The digitised version of bank transaction data, crunched by algorithms developed by fintechs like Credit Kudos for personal accounts and iwoca for business loans, can provide alternative measures of creditworthiness driven by clear metrics rather than obscure ‘black box’ credit scores.

In addition to helping individuals prove their creditworthiness, open banking allows lenders to gain insight into affordability, or someone’s ability to repay a loan.

Credit passporting

A financial behaviour score derived from bank account data retains the ease of use of traditional credit scores but has a broader scope to help the tens of millions left behind by near-prime and sub-prime scores.

For borrowers that lack credit history or struggle to prove income to lenders, using their transaction data in place of a traditional credit score opens up lenders who would have otherwise turned them away.

With open banking, this is a transaction-based score that can be updated dynamically beyond credit applications or events, which can improve customer access to revolving credit and can take into account changes in consumer circumstances.

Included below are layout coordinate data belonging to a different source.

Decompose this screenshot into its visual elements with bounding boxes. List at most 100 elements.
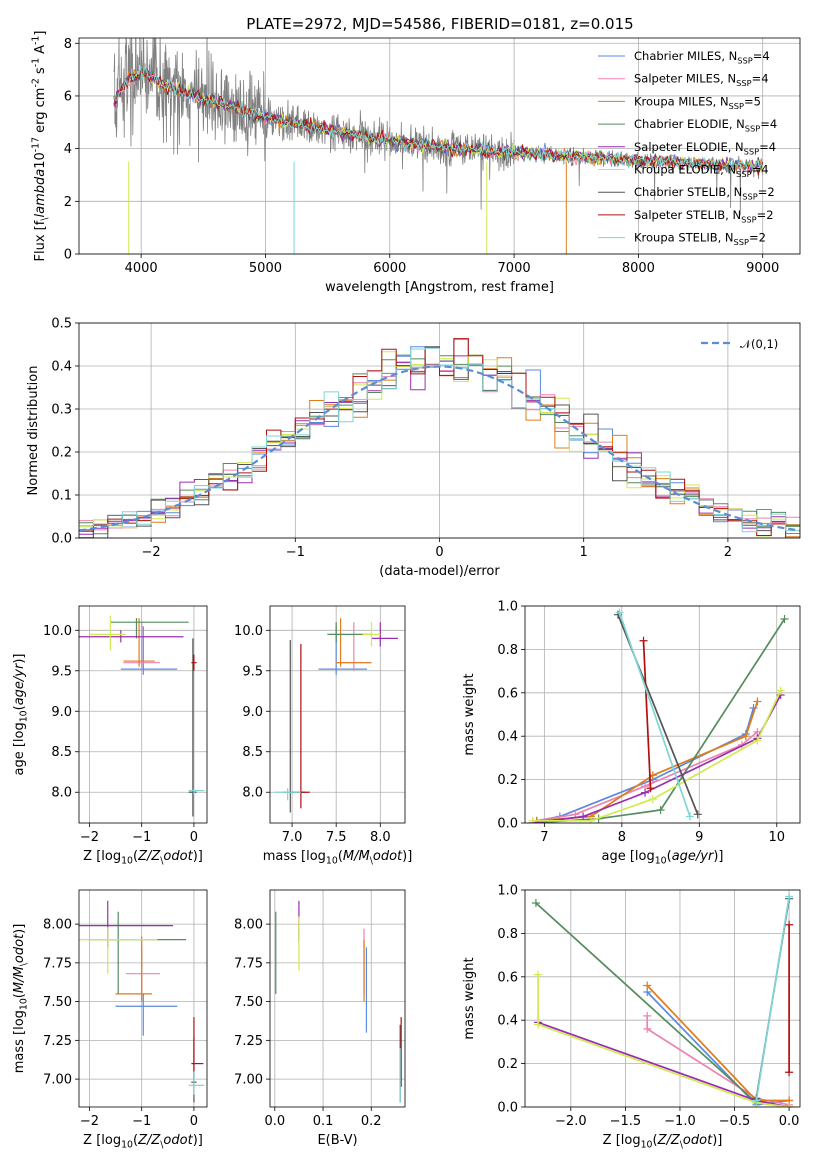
y-axis-label: mass [log10(M/M\odot)] [12,924,30,1074]
y-tick-label: 7.00 [43,1073,72,1088]
y-tick-label: 8.00 [234,918,263,933]
weight-marker [643,1011,652,1020]
x-tick-label: −1 [132,1114,151,1129]
x-tick-label: 0.1 [313,1114,334,1129]
error-bar-point [188,788,205,795]
y-tick-label: 0 [64,248,72,263]
y-tick-label: 0.8 [497,643,518,658]
y-tick-label: 10.0 [43,624,72,639]
y-tick-label: 0.4 [497,1014,518,1029]
x-tick-label: 7.0 [282,830,303,845]
x-tick-label: 7000 [498,261,531,276]
x-tick-label: −1 [286,545,305,560]
y-tick-label: 8.00 [43,918,72,933]
weight-marker [693,810,702,819]
error-bar-point [362,622,381,647]
y-tick-label: 0.2 [497,773,518,788]
x-tick-label: −1.5 [610,1114,642,1129]
weight-marker [643,981,652,990]
weight-marker [586,816,595,823]
weight-marker [643,1024,652,1033]
y-tick-label: 7.50 [43,995,72,1010]
weight-series [639,636,655,793]
y-tick-label: 0.0 [51,532,72,547]
legend-label: Salpeter ELODIE, NSSP=4 [634,140,776,157]
axes-frame [524,605,801,824]
grid [270,606,405,823]
error-bar-point [120,626,178,675]
y-tick-label: 10.0 [234,624,263,639]
axes-frame [78,37,801,255]
y-tick-label: 9.5 [51,664,72,679]
grid [79,606,207,823]
y-tick-label: 8.0 [51,786,72,801]
weight-series [615,608,694,821]
x-tick-label: −2 [80,1114,99,1129]
x-tick-label: 8 [618,830,626,845]
y-tick-label: 0.6 [497,686,518,701]
error-bar-point [115,993,178,1036]
y-tick-label: 0.4 [51,360,72,375]
x-tick-label: 0.2 [361,1114,382,1129]
x-tick-label: −0.5 [719,1114,751,1129]
z-mass-chart: −2 −1 0 7.00 7.25 7.50 7.75 8.00 Z [log10(Z/Z\od… [12,889,208,1151]
weight-marker [753,736,762,745]
weight-line [646,1015,790,1106]
weight-marker [785,892,794,901]
error-bar-point [79,927,158,974]
y-tick-label: 0.3 [51,403,72,418]
plot-area [275,900,402,1103]
weight-line [642,640,652,789]
y-axis-label: mass weight [462,957,477,1039]
x-axis-label: wavelength [Angstrom, rest frame] [325,280,554,295]
weight-line [755,896,790,1101]
error-bar-point [115,936,153,1002]
axes-frame [269,605,406,824]
legend-label: Salpeter STELIB, NSSP=2 [634,208,774,225]
weight-marker [534,970,543,979]
axes-frame [524,889,801,1108]
y-tick-label: 8 [64,37,72,52]
error-bar-point [110,618,189,639]
y-tick-label: 0.0 [497,817,518,832]
weight-marker [528,816,537,823]
y-tick-label: 1.0 [497,600,518,615]
x-tick-label: 0 [435,545,443,560]
y-tick-label: 6 [64,89,72,104]
mass-age-chart: 7.0 7.5 8.0 8.0 8.5 9.0 9.5 10.0 mass [log10(M/M… [234,605,412,867]
error-bar-point [274,788,301,801]
error-bar-point [89,615,127,651]
normal-curve [79,365,800,532]
y-tick-label: 7.25 [43,1034,72,1049]
x-tick-label: 0 [190,1114,198,1129]
x-tick-label: 7 [540,830,548,845]
x-tick-label: −1.0 [664,1114,696,1129]
axes-decor: −2 −1 0 1 2 0.0 0.1 0.2 0.3 0.4 0.5 (data-model)/er… [26,317,801,579]
y-tick-label: 8.0 [242,786,263,801]
plot-area [79,615,205,817]
legend-label: Salpeter MILES, NSSP=4 [634,72,769,89]
plot-area [79,338,800,538]
weight-marker [646,784,655,793]
x-tick-label: 2 [724,545,732,560]
error-bar-point [123,622,160,671]
axes-frame [78,889,208,1108]
weight-marker [776,686,785,695]
y-tick-label: 4 [64,142,72,157]
error-bar-point [79,630,184,643]
y-tick-label: 0.5 [51,317,72,332]
plot-area [528,608,789,823]
y-tick-label: 7.75 [43,956,72,971]
plot-area [113,38,764,254]
x-tick-label: −1 [132,830,151,845]
weight-series [528,686,785,823]
x-axis-label: E(B-V) [317,1133,357,1148]
error-bar-point [336,618,372,667]
weight-marker [752,1096,761,1105]
plot-area [274,618,398,813]
weight-marker [641,788,650,797]
axes-frame [78,605,208,824]
weight-marker [785,1068,794,1077]
y-tick-label: 8.5 [51,745,72,760]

In the coming decade, credit will likely become a consumer-held passport that can give power back to individuals to use to shop around for better deals. Less friction in the lending process would mean you can better compare rates across lenders, without having to request a credit check that then impacts your score negatively.

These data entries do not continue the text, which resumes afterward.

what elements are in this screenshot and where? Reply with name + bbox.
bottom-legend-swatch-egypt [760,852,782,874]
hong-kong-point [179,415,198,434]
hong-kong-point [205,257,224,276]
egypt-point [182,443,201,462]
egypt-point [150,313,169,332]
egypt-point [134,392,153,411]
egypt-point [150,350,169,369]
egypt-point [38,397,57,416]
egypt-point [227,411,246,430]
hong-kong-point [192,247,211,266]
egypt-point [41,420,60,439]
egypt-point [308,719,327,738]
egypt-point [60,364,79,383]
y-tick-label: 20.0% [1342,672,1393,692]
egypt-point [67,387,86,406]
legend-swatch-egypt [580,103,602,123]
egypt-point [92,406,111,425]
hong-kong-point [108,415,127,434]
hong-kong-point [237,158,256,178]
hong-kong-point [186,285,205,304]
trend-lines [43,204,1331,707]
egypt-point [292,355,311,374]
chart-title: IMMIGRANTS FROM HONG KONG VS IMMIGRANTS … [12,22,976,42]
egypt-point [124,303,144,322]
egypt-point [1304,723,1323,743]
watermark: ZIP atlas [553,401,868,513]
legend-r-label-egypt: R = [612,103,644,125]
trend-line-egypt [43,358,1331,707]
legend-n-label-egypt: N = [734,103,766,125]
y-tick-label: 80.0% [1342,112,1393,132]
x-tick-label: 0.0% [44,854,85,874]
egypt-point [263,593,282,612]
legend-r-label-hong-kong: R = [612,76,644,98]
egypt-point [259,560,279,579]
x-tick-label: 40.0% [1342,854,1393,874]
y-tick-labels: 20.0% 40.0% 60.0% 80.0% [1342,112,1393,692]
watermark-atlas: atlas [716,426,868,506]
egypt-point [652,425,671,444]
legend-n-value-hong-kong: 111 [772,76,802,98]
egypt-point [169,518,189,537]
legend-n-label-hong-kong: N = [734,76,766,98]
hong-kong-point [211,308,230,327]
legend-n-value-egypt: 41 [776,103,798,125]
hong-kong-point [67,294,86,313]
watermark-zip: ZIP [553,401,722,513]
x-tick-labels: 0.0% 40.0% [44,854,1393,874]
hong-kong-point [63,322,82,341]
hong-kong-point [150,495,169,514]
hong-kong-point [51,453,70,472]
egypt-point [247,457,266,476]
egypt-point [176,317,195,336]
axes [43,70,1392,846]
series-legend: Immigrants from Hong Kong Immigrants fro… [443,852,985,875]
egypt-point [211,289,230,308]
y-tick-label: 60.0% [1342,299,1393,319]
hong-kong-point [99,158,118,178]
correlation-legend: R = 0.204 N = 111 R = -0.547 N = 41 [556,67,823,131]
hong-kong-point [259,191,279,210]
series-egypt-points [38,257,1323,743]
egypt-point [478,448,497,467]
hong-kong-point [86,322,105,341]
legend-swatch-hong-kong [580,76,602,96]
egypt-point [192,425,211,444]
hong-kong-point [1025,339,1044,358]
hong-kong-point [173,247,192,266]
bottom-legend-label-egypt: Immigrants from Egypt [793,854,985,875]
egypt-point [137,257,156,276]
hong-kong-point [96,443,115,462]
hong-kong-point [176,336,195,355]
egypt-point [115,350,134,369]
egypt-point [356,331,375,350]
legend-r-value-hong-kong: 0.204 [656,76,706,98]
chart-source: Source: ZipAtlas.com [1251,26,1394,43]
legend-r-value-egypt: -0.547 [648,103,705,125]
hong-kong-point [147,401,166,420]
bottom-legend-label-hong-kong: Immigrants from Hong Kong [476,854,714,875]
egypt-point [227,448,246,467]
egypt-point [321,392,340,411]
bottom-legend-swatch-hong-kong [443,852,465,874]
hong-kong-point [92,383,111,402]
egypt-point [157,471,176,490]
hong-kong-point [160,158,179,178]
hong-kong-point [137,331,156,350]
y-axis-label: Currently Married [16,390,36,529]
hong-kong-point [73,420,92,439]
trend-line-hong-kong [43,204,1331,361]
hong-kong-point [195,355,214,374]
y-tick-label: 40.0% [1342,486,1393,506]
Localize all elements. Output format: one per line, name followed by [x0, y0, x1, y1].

Customised loan offers, based on a portable passport, open up new avenues for lenders to engage and retain customers.

Budgeting

Want to make a budget, and stick to it? Apps like HSBC’s Connected Money, Yolt, Plum, and Cleo already help users track and manage spending through open banking. Their offering is simple: use open banking to authorise a connection to your bank, and the app can show you how you spend your money, and give you nudges to stick to a budget or provide alerts when you are running low on cash.

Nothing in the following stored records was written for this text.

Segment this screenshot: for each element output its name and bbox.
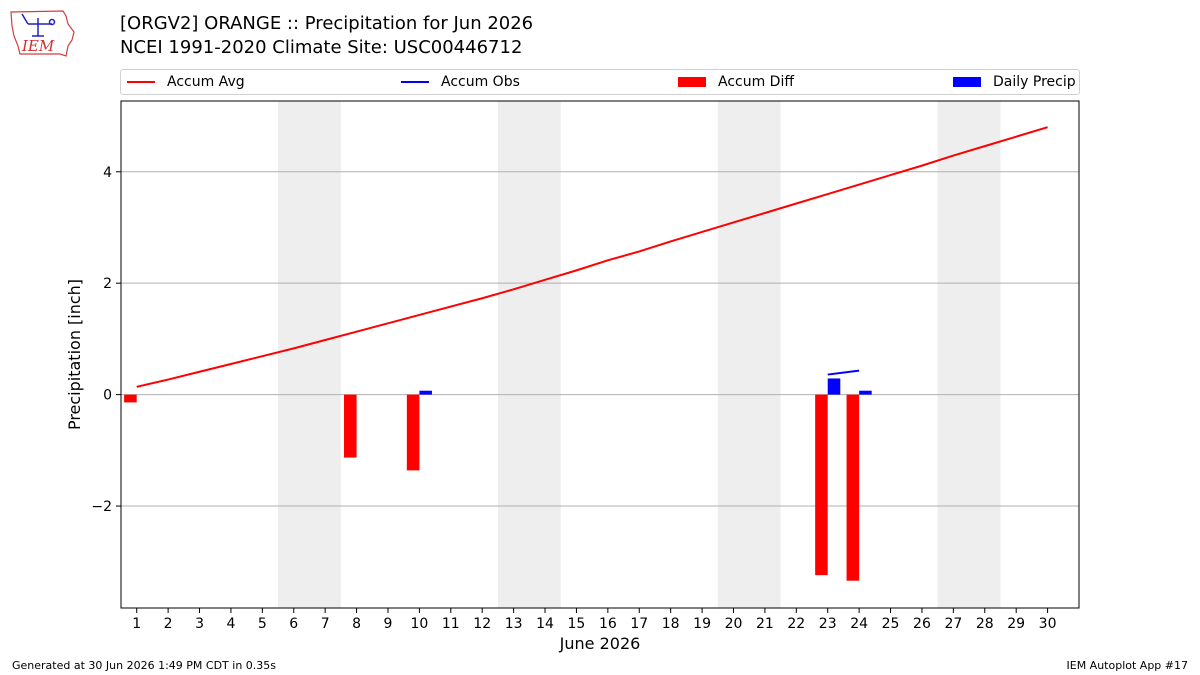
chart-subtitle: NCEI 1991-2020 Climate Site: USC00446712 (120, 37, 523, 58)
x-tick-label-26: 26 (913, 616, 931, 632)
accum-diff-bar-day-1 (124, 394, 137, 403)
accum-diff-bar-day-10 (406, 394, 420, 471)
x-tick-label-6: 6 (289, 616, 298, 632)
accum-diff-bar-day-24 (846, 394, 860, 581)
accum-diff-bar-day-23 (815, 394, 828, 576)
legend-item-accum-diff: Accum Diff (678, 70, 794, 94)
legend-item-accum-obs: Accum Obs (401, 70, 520, 94)
weather-station-icon (21, 13, 56, 37)
legend-swatch-accum-avg (127, 81, 155, 83)
weekend-shade-2 (497, 101, 561, 608)
x-tick-label-14: 14 (536, 616, 554, 632)
weekend-shade-4 (937, 101, 1001, 608)
legend-label-daily-precip: Daily Precip (993, 74, 1076, 90)
legend-swatch-daily-precip (953, 77, 981, 87)
x-tick-label-27: 27 (944, 616, 962, 632)
x-tick-label-4: 4 (226, 616, 235, 632)
x-tick-label-16: 16 (599, 616, 617, 632)
x-tick-label-8: 8 (352, 616, 361, 632)
x-tick-label-20: 20 (725, 616, 743, 632)
x-tick-label-25: 25 (882, 616, 900, 632)
x-tick-label-5: 5 (258, 616, 267, 632)
x-tick-label-30: 30 (1039, 616, 1057, 632)
x-tick-label-28: 28 (976, 616, 994, 632)
x-tick-label-18: 18 (662, 616, 680, 632)
generated-timestamp: Generated at 30 Jun 2026 1:49 PM CDT in … (12, 659, 277, 672)
accum-avg-line (136, 126, 1048, 388)
x-tick-label-1: 1 (132, 616, 141, 632)
x-tick-label-21: 21 (756, 616, 774, 632)
weekend-shade-3 (717, 101, 781, 608)
x-tick-label-12: 12 (473, 616, 491, 632)
x-axis-label: June 2026 (559, 634, 641, 653)
x-tick-label-29: 29 (1007, 616, 1025, 632)
iowa-outline-icon (10, 10, 75, 57)
x-tick-label-17: 17 (630, 616, 648, 632)
daily-precip-bar-day-24 (859, 390, 872, 395)
x-tick-label-3: 3 (195, 616, 204, 632)
legend-swatch-accum-obs (401, 81, 429, 83)
daily-precip-bar-day-10 (419, 390, 432, 395)
x-tick-label-11: 11 (442, 616, 460, 632)
y-tick-label-3: 4 (103, 165, 112, 181)
daily-precip-bar-day-23 (827, 378, 841, 395)
x-tick-label-22: 22 (787, 616, 805, 632)
y-tick-label-1: 0 (103, 388, 112, 404)
y-axis-label: Precipitation [inch] (65, 279, 84, 430)
iem-logo: IEM (10, 10, 75, 57)
legend-label-accum-obs: Accum Obs (441, 74, 520, 90)
y-tick-label-0: −2 (91, 499, 112, 515)
x-tick-label-15: 15 (568, 616, 586, 632)
x-tick-label-13: 13 (505, 616, 523, 632)
x-tick-label-9: 9 (384, 616, 393, 632)
legend-item-accum-avg: Accum Avg (127, 70, 245, 94)
chart-title: [ORGV2] ORANGE :: Precipitation for Jun … (120, 13, 534, 34)
app-label: IEM Autoplot App #17 (1066, 659, 1189, 672)
plot-frame (120, 100, 1080, 609)
x-tick-label-23: 23 (819, 616, 837, 632)
x-tick-label-10: 10 (410, 616, 428, 632)
y-tick-label-2: 2 (103, 276, 112, 292)
legend-item-daily-precip: Daily Precip (953, 70, 1076, 94)
legend-label-accum-diff: Accum Diff (718, 74, 795, 90)
legend-swatch-accum-diff (678, 77, 706, 87)
accum-obs-line (827, 369, 860, 376)
weekend-shade-1 (278, 101, 341, 608)
logo-text: IEM (21, 37, 55, 55)
x-tick-label-2: 2 (164, 616, 173, 632)
x-tick-label-7: 7 (321, 616, 330, 632)
x-tick-label-24: 24 (850, 616, 868, 632)
legend-label-accum-avg: Accum Avg (167, 74, 245, 90)
x-tick-label-19: 19 (693, 616, 711, 632)
accum-diff-bar-day-8 (344, 394, 357, 458)
legend: Accum Avg Accum Obs Accum Diff Daily Pre… (120, 69, 1080, 95)
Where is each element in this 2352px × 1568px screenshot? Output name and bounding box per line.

All of these apps currently struggle when it comes to multiple purchases in a single shop or restaurant and are unable to report if the £15 you spent at a local pub was spent on a round of drinks or on a roast dinner.

Understanding how much you spend on types of food at the grocery store can be helpful for family budgeting and is valuable to targeting promotions to specific individuals. Just as open banking has opened up bank transaction data, digital receipts, opening up major retailer’s data or innovating product scanning and tracking are just some of the means of upending budgeting in the coming years.

Account switching and overdrafts

The impetus for open banking was to break up the stranglehold banks have on customers and their data. Opening a new bank account, for the most part, can be a manual and time-consuming process.

According to the CMA, only three per cent of customers move bank accounts each year. It’s often easier to make payments, spend cash abroad and borrow money from the bank where you opened your first account. This behaviour, repeated on a national level, means that a few large banks have an effective monopoly on money-related services, even if their user experience and customer service are lacking.

With the data available through open banking, tasks that are particularly time consuming, like shopping around for the best overdraft rates and switching bank accounts, will be quicker and easier. Now that customers can port their data from one bank to another, there is less of a reason to stay with a particular bank for ancillary services if you can conveniently go elsewhere for a lower fee.

Looking ahead

The old system of credit scoring is ripe to be replaced by new technology built from new data sets available through open banking. Credit will become increasingly decentralised, as small businesses and even individuals can use technology to increase peer-to-peer lending and trust.

You would be more willing to lend money or even your possessions to your neighbour if you had a trusted third party verify her credit using her verified bank data.

Just as the development of Google Maps enabled Uber drivers to find customers in real time, the financial data released through open banking enables new technology to find ways to improve the efficiency of consumer lending. The digitisation of banking is coming, and it’s up to the new guard of financial technology companies to make the most of it.